Let $\{Z_n : n=0,1,2,\ldots\}$ be a Galton-Watson branching process with time-homogeneous offspring distribution $$\mathbb P(Z_{n,j} = 0) = 1-p = 1 - \mathbb P(Z_{n,j}=2), $$ where $0<p<1$. That is, $Z_0 = 1$ and $$Z_n = \sum_{j=1}^{Z_{n-1}}Z_{n,j}$$ for $n\geqslant 1$. Let $$T=\inf\{n : Z_n=0\} $$ be the extinction time of the process. I want to find $$t_n := \mathbb P(T>n), $$ i.e. the probability that the process survives up to time $n$. I found the following recurrence:
$$t_{n+1} = p(2t_n - t_n^2)$$ (with $t_0=1$) from this mathoverflow question: https://mathoverflow.net/questions/87199/branching-process-survival-probability
I checked the recurrence for small values of $n$, and confirmed that $t:=\lim_{n\to\infty} t_n$ satisfies $$ t = p(2t - t^2),$$ both in the case where $t=0$ $\left(p\leqslant\frac12\right)$ and where $t=2-\frac1p$ $\left(p>\frac12\right)$. So I'm fairly confident this recurrence is valid. However, I have no idea how to solve it.

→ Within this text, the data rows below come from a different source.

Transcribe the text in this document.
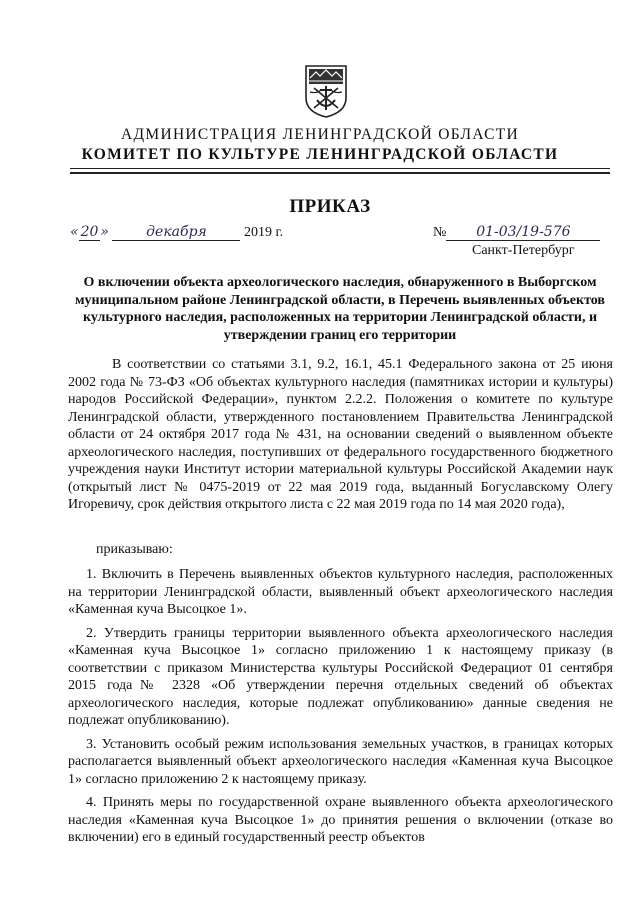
АДМИНИСТРАЦИЯ ЛЕНИНГРАДСКОЙ ОБЛАСТИ
КОМИТЕТ ПО КУЛЬТУРЕ ЛЕНИНГРАДСКОЙ ОБЛАСТИ
ПРИКАЗ
« 20 »	декабря	2019 г.	№ 01-03/19-576
Санкт-Петербург
О включении объекта археологического наследия, обнаруженного в Выборгском муниципальном районе Ленинградской области, в Перечень выявленных объектов культурного наследия, расположенных на территории Ленинградской области, и утверждении границ его территории
В соответствии со статьями 3.1, 9.2, 16.1, 45.1 Федерального закона от 25 июня 2002 года № 73-ФЗ «Об объектах культурного наследия (памятниках истории и культуры) народов Российской Федерации», пунктом 2.2.2. Положения о комитете по культуре Ленинградской области, утвержденного постановлением Правительства Ленинградской области от 24 октября 2017 года № 431, на основании сведений о выявленном объекте археологического наследия, поступивших от федерального государственного бюджетного учреждения науки Институт истории материальной культуры Российской Академии наук (открытый лист № 0475-2019 от 22 мая 2019 года, выданный Богуславскому Олегу Игоревичу, срок действия открытого листа с 22 мая 2019 года по 14 мая 2020 года),
приказываю:

1. Включить в Перечень выявленных объектов культурного наследия, расположенных на территории Ленинградской области, выявленный объект археологического наследия «Каменная куча Высоцкое 1».

2. Утвердить границы территории выявленного объекта археологического наследия «Каменная куча Высоцкое 1» согласно приложению 1 к настоящему приказу (в соответствии с приказом Министерства культуры Российской Федерациот 01 сентября 2015 года№ 2328 «Об утверждении перечня отдельных сведений об объектах археологического наследия, которые подлежат опубликованию» данные сведения не подлежат опубликованию).

3. Установить особый режим использования земельных участков, в границах которых располагается выявленный объект археологического наследия «Каменная куча Высоцкое 1» согласно приложению 2 к настоящему приказу.

4. Принять меры по государственной охране выявленного объекта археологического наследия «Каменная куча Высоцкое 1» до принятия решения о включении (отказе во включении) его в единый государственный реестр объектов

For context, this problem comes from Adventures in Stochastic Processes by Sidney Resnick:
From @Did's comment, it appears to be intractable to find a closed form for $\mathbb P(T>n)$. I find it curious that the question would be asked were it not, though.

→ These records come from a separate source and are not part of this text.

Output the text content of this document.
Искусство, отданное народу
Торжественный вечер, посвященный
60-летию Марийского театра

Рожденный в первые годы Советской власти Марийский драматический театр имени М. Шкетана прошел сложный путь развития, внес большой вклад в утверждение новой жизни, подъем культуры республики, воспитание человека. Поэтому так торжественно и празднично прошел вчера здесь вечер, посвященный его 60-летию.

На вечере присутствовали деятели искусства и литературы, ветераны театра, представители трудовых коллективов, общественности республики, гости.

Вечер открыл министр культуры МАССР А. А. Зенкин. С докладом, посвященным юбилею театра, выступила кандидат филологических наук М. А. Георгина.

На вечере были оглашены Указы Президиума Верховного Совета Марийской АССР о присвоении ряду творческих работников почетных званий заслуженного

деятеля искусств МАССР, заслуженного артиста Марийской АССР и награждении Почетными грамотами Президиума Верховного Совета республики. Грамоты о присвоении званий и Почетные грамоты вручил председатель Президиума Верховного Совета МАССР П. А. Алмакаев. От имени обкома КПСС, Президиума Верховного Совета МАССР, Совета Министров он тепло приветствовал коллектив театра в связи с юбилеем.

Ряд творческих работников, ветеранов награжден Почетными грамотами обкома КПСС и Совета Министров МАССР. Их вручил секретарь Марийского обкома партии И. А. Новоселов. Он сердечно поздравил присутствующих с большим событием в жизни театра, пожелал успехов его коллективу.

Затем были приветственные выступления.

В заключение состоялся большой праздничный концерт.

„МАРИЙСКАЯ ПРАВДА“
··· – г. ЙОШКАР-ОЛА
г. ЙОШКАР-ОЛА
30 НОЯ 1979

Consider the first generation in the branching process: either (1) we have $0$ offspring or (2) $2$ offsprings. Suppose $t_n$ is known. We would like to compute $t_{n+1}$, the probability that $T > n+1$. In order to have $T > n+1$, the first generation has to have $2$ offsprings, say $A$ and $B$. Now one of those two offsprings has to have $>n$ generations (think of two branching processes starting with $A$ and $B$ respectively). Therefore $$t_{n+1}=p\operatorname{Pr}\{A \text{ or }B \text{ (or both) has more than }n\text{ generations of offsprings}\} = p(2t_n-t_n^2).$$
In order to solve the recurrence, one may take advantage of $P(s) = q + ps^2$. Note that $$1-t_{n+1} = p(1-t_n)^2 + (1-p) = P(1-t_n).$$ Therefore $1-t_n = P^{(n)}(0)$ and so $t_n = 1-P^{(n)}(0)$.